After the storm passes, Watney wakes up alone. Even if he could alert NASA that he is still alive, it would take 4 years before a rescue mission could retrieve him. The shelter was only designed to last 31 days. Even if it were to hold up, he only has the rations sent with the crew for the mission. He would die of starvation well before anyone could get to him.
Fortunately, Watney is a botanist. Determined to find a way to survive against his insurmountable odds, he immediately sets out to see if he can find a way to extend his food supply. After finding out he is still alive, a team from NASA works to find a way to retrieve Watney. Meanwhile, Watney uses his wits to “science the shit” out of his available resources in the hope of surviving on the hostile planet and try to make it back to Earth.
Part Apollo 13, part Castaway, part Gravity, The Martian explores the not-so-unbelievable possibility of a manned mission to Mars and the dangers that astronauts face with each mission.

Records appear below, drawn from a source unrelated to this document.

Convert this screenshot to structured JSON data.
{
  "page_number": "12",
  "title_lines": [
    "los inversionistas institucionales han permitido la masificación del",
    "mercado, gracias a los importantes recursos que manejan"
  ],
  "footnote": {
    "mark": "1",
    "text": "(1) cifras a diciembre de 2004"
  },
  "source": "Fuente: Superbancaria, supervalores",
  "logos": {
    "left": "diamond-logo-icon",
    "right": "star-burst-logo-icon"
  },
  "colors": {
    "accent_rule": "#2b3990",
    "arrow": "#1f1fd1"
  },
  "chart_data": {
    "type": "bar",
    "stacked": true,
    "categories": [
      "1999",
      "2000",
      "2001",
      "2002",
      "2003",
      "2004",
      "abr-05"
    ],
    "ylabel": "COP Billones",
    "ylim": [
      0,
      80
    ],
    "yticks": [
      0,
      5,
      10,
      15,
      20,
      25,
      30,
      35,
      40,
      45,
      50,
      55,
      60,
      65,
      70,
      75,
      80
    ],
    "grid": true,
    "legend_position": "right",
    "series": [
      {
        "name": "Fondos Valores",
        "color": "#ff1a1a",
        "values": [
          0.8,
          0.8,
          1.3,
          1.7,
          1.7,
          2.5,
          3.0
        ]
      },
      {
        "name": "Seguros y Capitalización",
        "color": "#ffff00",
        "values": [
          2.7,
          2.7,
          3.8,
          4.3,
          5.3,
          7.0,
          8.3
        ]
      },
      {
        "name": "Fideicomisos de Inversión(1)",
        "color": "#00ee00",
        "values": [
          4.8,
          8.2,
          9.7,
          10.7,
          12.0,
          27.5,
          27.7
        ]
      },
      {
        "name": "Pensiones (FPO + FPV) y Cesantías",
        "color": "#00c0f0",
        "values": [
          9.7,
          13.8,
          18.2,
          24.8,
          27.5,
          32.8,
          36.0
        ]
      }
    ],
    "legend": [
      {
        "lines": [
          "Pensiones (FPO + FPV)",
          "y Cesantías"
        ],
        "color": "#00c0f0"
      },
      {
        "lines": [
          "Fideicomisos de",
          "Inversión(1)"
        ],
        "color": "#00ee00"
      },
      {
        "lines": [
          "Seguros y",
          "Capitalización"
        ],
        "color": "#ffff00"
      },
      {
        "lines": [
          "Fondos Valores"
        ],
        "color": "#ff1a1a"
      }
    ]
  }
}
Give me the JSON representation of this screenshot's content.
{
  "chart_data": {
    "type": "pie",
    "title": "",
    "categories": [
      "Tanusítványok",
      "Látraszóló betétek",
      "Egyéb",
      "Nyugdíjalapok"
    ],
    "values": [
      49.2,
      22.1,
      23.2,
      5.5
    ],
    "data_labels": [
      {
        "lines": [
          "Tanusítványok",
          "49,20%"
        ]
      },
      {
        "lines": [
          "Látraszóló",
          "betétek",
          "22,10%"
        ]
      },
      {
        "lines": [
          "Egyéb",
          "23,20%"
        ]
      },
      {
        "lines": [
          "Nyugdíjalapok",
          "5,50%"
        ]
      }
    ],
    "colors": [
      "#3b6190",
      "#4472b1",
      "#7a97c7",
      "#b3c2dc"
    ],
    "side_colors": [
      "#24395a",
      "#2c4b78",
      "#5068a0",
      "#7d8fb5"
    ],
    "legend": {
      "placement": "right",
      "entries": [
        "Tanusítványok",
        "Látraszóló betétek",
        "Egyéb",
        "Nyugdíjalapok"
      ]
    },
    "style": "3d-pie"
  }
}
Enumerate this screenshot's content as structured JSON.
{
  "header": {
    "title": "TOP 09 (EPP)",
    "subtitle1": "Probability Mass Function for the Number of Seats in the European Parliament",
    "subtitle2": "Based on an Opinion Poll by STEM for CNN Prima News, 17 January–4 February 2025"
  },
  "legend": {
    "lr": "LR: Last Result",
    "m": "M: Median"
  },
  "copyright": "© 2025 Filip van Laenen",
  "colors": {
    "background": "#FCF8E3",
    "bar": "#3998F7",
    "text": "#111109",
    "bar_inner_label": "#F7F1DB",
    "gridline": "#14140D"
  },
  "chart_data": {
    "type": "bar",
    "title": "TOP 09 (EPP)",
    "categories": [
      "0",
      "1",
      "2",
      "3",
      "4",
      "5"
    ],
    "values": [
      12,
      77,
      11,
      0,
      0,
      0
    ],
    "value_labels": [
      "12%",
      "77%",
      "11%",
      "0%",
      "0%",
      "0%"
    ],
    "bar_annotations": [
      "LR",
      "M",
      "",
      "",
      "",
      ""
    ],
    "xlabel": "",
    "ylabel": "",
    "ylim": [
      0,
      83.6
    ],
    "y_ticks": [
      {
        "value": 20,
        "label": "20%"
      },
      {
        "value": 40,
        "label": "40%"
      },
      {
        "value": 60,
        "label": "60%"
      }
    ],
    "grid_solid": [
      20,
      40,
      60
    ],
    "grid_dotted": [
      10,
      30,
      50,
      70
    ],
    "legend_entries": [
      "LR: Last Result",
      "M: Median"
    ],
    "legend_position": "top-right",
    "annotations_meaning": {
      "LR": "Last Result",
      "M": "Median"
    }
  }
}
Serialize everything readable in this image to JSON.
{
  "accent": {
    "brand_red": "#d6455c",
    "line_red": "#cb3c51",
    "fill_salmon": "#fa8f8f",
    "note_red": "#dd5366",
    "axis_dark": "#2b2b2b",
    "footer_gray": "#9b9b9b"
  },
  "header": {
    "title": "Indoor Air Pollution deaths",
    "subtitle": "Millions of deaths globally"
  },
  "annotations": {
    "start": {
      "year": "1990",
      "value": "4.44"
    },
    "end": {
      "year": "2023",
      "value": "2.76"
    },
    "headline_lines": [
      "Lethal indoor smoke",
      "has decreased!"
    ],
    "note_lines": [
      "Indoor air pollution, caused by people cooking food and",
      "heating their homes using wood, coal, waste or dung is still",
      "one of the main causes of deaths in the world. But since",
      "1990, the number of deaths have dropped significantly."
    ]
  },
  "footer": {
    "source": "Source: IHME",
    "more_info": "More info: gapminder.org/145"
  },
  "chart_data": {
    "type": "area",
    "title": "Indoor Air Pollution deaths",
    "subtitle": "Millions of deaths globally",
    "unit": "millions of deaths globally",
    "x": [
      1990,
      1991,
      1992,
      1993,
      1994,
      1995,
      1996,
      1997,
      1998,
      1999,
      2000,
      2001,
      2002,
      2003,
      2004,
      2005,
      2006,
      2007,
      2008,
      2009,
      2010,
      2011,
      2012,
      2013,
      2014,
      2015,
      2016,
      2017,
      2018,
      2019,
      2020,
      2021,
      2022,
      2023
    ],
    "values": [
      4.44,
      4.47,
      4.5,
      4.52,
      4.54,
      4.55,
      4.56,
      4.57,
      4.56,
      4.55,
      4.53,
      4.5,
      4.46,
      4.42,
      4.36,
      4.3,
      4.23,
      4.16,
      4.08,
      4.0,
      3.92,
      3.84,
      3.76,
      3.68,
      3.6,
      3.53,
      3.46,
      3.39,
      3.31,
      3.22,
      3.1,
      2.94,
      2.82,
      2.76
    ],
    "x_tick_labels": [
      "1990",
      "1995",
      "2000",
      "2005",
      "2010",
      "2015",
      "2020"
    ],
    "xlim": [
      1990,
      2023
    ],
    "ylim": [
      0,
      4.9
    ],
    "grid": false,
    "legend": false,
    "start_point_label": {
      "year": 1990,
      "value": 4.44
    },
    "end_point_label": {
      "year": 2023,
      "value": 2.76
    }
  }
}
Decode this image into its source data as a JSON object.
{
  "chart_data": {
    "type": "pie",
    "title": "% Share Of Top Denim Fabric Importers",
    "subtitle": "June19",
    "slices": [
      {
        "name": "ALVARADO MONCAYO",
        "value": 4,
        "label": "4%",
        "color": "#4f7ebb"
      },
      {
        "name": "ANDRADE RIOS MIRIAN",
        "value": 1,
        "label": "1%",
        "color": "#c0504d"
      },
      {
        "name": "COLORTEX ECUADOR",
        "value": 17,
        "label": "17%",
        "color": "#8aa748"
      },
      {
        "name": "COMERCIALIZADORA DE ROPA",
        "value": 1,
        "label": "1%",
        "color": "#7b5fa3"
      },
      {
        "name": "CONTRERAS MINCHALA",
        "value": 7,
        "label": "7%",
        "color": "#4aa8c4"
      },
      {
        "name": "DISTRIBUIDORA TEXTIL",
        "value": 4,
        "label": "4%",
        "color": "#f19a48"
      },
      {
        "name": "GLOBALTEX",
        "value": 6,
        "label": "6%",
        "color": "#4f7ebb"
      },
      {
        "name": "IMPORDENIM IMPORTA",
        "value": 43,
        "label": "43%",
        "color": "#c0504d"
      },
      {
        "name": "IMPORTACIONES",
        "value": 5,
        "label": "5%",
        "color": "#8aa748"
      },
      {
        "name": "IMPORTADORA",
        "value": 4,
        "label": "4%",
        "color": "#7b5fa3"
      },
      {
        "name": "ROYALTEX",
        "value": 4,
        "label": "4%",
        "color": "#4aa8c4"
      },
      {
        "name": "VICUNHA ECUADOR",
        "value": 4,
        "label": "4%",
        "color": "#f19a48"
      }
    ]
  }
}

What The Martian has over Castaway and Gravity is that the protagonist, while being stranded alone, isn’t the only person we see for the majority of the film. We see the team of NASA scientists working nonstop on a rescue mission and Watney’s crew mourning as they make the long journey home without their fellow astronaut. This alleviates some of the monotony you get with the other films.
It also casts Matt Damon as our stranded hero. Not that Tom Hanks and Sandra Bullock can’t hold a movie, obviously. But this is probably my favorite Matt Damon film to date. His determination to survive is matched only by his wit. He adds a level of charm and humor in a situation that would cause most to simply give up. The humor is smart and shows exactly the type of personality that could even have a chance at surviving.
The supporting cast holds up the other side of the story. While they don’t get nearly the screen time or character development, they balance out the story. Chastain, Jeff Daniels, Kate Mara, and the rest handle their roles well.
The cinematography is superb. Sweeping Martian landscapes come to life and seem real. The storms are ferocious. You feel stuck, alone on the desolate planet.
Another of the film’s strong points is the believability of the story. The film isn’t simply one disaster after another and the science behind it seems plausible. My only regret is that I did not see the film in IMAX. I can only imagine how much more impressive it would have been.